Grundsätzlich kann man zwar auch mit erstaunlich wenig Radiatorfläche sehr hohe Leistungen abführen. Im Endeffekt muss die Radifläche nicht größer sein, als die Kühlfläche der originalen Luftkühlung, um abzusichern, dass die Hardware nicht den Hitzetot stirbt, aber natürlich zu dem Preis, dass die Hardware genauso schlecht und laut gekühlt bleibt wie unter Lukü. Der einzige Vorteil den eine Wakü dann noch bietet wäre die freie Positionierung des Radiators. So könnte man den oder die Radiatoren z. B. extern unterbringen, um wenigstens einen geringen Vorteil zu erlagen, weil nicht mit warmer Gehäuseluft gekühlt würde, bzw. Letztere nicht aufgeheizt würde - je nach Einbaukonfiguration im internen Fall.
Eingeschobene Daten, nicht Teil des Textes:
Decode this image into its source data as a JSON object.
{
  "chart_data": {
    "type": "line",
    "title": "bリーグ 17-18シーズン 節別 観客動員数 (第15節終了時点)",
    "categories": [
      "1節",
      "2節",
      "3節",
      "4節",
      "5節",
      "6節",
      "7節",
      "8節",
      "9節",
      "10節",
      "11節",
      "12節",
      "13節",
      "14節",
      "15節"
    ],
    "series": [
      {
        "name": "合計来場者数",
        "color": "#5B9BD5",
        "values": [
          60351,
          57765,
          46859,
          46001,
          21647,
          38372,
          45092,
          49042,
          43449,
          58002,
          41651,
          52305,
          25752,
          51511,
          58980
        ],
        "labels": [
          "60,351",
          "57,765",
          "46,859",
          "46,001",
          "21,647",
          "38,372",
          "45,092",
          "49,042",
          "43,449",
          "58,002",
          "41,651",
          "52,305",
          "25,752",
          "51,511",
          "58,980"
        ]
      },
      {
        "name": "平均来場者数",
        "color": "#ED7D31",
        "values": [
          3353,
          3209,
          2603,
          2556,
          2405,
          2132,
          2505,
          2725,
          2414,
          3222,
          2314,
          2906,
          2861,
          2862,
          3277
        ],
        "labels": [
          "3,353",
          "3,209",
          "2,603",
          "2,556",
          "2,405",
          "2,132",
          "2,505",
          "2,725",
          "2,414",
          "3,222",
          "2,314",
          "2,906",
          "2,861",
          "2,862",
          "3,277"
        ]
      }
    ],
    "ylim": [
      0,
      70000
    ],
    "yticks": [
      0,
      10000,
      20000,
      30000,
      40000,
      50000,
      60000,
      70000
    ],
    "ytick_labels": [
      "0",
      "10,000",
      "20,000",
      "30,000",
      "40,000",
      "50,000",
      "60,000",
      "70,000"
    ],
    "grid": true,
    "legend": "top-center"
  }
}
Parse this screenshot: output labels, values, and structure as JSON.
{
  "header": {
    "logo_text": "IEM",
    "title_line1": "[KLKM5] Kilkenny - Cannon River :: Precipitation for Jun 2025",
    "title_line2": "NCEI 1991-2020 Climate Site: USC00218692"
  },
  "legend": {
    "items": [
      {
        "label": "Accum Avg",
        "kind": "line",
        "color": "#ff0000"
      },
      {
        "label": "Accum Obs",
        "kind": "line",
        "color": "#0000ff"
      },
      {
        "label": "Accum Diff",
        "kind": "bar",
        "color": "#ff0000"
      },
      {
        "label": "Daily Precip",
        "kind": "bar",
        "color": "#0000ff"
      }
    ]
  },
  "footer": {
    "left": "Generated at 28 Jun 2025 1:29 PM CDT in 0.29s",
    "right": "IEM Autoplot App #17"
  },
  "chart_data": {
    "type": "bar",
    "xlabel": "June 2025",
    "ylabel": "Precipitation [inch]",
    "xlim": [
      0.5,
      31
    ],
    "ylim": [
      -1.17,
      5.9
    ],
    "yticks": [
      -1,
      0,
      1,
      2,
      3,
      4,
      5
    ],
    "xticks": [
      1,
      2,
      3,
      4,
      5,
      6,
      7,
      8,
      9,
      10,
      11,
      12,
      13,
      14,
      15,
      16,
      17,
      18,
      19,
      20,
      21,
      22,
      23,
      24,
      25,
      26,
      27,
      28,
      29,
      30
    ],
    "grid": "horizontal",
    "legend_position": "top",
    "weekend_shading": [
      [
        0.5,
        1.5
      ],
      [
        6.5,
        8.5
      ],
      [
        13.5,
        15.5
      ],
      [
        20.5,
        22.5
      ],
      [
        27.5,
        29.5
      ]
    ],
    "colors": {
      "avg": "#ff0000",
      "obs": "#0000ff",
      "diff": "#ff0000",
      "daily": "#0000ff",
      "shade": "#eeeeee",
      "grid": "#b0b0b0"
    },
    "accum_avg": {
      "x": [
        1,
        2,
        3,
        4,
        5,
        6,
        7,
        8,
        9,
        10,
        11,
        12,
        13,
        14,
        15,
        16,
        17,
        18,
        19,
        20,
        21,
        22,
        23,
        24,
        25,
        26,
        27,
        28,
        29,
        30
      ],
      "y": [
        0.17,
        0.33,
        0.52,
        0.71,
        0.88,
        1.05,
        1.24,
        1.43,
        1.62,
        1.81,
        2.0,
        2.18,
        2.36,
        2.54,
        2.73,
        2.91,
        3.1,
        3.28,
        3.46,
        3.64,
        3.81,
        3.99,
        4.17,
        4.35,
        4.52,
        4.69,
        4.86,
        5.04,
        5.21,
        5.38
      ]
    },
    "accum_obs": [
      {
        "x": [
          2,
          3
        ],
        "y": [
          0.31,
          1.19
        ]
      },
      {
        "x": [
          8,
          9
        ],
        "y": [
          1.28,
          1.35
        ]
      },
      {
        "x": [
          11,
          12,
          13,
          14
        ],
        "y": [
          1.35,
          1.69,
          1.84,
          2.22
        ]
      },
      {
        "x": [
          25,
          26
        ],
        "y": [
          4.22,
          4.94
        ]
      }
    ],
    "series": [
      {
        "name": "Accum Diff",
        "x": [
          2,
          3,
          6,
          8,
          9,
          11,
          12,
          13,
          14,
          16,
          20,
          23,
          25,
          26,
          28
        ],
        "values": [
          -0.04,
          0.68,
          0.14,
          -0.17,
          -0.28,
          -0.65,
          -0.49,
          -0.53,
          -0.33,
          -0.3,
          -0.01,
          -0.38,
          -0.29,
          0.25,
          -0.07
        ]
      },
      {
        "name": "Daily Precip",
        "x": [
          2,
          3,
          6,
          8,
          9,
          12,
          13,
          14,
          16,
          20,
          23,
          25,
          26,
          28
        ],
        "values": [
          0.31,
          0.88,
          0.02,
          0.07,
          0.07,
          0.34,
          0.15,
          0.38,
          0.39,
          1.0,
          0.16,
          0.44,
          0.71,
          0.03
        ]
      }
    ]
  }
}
Allerdings will man sich die lauten sehr hochdrehenden Lüfter die bei so grenzwertigen Auslegungen in jedem Fall nötig sind, weder intern noch extern antun. Lediglich im Idle oder unter niedriger Belastung wäre so was erträglich (eben wie unter Lukü). Ein solches Szenario kann aber wohl kaum das Ziel sein, wenn man auf Wakü setzt und etwas davon haben will. Der Vorteil einer Wakü besteht letztlich darin, dass man eben erheblich mehr Kühlfläche als bei Lukü nutzen, und die Hardware auf diese Weise bei niedrigen Temperaturen und leiser als unter Lukü betreiben kann. Gekühlt wird in beiden Fällen letztlich mit der Raumluft. Nutzt man also den Flächenvorteil einer Wakü nicht aus, kann man sie sich in den meisten Fällen schlicht und einfach sparen. Da die Erbauer der "Höllenmaschinen" wie oben erläutert, schon fast traditionell ihre Ahnungslosigkeit beim Aufbau von PCs zur Schau tragen, baut man dort natürlich genau das ein, was den wenigsten Sinn hat. Ein schlechteres Beispiel für einen "HighEnd"-PC ist meist schwer aufzutreiben, aber wenn man mal auf so ein Nagativexempel verweisen will, hat man, fast ohne es sich den Unfug genauer ansehen zu müssen, wenigstens immer eine Anlaufstelle .


----------



## Trash123 (9. Juli 2015)

*AW: wie viel Kühlfläche?*

Es gibt gute Gehäuse in denen man genügend Radis unterbringen kann...z.b. Enthoo Primo oder Tt Core X9...


----------



## tapsebaer (9. Juli 2015)

*AW: wie viel Kühlfläche?*

Danke erstmal VJoe2max für den Roman  
Wow das öffnet mir echt die Augen über die HM. wären dann laut Faustregel 720mm Radiatorfläche nötig (2 x 250w (titan x sli) + 90w - 100w (i7 4770k))? sprich 2 x 360mm radiatoren. im Moment habe ich einen 360er und einen 240er, ich denke das reicht nicht aus oder? 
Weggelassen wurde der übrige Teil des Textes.